Sembrano reali e vivi anche una donna, un ragazzo cacciatore e un uomo mirabilmente imitati nei simulacri che rappresentano i nostri antenati preistorici. Qui è documentata la presenza umana più antica fra le montagne trentine. Salendo ancora le scale si presenta la geologia, con i cambiamenti e le evoluzioni nel corso del tempo, i pericoli e i possibili modi per ridurne le conseguenze.
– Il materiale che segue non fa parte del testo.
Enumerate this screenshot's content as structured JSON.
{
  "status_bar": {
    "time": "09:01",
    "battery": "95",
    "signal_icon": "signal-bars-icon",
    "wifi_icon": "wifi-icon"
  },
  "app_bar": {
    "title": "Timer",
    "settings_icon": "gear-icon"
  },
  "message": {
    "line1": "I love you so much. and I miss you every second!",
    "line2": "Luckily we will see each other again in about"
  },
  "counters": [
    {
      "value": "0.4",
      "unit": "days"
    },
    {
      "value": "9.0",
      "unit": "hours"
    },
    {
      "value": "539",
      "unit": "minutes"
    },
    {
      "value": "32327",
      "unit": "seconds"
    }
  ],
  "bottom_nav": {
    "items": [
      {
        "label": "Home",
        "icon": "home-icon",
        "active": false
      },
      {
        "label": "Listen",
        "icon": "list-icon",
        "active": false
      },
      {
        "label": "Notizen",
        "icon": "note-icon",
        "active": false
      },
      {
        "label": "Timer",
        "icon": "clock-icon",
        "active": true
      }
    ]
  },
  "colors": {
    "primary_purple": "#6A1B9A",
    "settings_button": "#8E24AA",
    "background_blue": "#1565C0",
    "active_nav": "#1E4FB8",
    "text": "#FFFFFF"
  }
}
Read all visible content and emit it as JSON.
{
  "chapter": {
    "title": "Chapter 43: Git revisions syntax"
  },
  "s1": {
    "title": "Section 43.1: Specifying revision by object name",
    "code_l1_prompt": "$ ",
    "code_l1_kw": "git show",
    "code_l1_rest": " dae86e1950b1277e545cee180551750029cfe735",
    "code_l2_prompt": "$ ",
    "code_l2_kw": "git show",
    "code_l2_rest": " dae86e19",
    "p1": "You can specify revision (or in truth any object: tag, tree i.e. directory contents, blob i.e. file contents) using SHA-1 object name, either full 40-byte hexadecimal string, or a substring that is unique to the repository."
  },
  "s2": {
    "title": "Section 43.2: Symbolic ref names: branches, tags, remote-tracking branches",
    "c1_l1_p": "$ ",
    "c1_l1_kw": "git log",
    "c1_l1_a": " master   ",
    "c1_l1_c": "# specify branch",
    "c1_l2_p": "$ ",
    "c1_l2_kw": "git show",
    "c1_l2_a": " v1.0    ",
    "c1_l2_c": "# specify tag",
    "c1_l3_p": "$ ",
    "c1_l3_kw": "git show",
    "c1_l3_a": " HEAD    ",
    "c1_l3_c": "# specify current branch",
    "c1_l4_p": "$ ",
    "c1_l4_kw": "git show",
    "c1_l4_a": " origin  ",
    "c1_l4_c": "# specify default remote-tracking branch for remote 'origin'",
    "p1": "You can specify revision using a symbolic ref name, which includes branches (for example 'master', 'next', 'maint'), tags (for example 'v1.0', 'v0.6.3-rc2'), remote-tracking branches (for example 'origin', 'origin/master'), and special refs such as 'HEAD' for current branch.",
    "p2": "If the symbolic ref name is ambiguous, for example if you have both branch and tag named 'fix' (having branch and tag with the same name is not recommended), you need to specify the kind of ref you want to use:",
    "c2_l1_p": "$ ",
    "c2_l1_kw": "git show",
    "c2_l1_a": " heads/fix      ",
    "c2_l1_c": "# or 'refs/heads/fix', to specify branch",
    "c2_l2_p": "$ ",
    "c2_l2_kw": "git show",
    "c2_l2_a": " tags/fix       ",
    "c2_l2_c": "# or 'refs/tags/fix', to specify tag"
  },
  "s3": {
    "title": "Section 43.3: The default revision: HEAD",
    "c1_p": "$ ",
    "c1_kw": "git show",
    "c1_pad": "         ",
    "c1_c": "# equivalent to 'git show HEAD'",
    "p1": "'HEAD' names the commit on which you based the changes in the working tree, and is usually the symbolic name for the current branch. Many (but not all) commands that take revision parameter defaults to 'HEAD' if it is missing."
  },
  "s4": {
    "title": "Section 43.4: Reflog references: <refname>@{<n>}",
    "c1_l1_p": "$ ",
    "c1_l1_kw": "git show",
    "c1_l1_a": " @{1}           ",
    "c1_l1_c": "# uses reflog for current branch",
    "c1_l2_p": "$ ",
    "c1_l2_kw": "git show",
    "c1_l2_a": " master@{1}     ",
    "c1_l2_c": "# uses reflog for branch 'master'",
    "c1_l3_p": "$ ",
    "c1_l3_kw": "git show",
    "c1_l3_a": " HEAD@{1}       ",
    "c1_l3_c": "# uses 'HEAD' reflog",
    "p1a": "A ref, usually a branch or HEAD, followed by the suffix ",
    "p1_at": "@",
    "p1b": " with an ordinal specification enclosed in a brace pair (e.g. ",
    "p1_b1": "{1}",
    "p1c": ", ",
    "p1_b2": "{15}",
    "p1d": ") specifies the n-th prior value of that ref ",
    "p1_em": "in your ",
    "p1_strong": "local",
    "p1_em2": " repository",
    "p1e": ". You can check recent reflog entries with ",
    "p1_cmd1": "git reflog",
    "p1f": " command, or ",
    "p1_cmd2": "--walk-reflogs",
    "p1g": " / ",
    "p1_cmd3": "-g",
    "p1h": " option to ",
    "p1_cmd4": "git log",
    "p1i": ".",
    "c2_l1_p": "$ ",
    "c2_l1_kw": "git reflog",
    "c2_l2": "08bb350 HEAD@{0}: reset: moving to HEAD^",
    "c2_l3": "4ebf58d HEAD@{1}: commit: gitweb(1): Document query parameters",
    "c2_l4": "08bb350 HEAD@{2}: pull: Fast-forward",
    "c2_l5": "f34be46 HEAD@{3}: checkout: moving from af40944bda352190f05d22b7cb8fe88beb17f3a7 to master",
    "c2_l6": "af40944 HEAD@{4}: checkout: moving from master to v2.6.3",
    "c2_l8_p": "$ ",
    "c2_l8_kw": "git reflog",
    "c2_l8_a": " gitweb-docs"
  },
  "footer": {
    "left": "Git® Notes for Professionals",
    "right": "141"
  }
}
Un altro livello porta ad esempi di vita selvatica sulle Alpi e l’ultimo piano fa conoscere i ghiacciai, di cui è riprodotta una lingua di qualche metro in vero ghiaccio.

La costruzione dell’edificio in vetro e acciaio, dunque riciclabile, è stata realizzata con l’esposizione e l’inclinazione delle coperture che permettono di usufruire al meglio dei raggi solari. L’acqua piovana è recuperata per l’irrigazione degli orti, dei prati, della serra e dove non è necessaria quella potabile. Pannelli fotovoltaici assicurano una buona fornitura energetica. I pavimenti, i gradini e i corrimano delle scale sono in bambù, materiale dalle prestazioni eccezionali e dalla rapidissima crescita. Il museo e il quartiere con appartamenti e negozi è raggiungibile anche a piedi dal centro storico. Tutto questo ha messo il MUSE all’avanguardia della sostenibilità, anche economica, dei musei europei.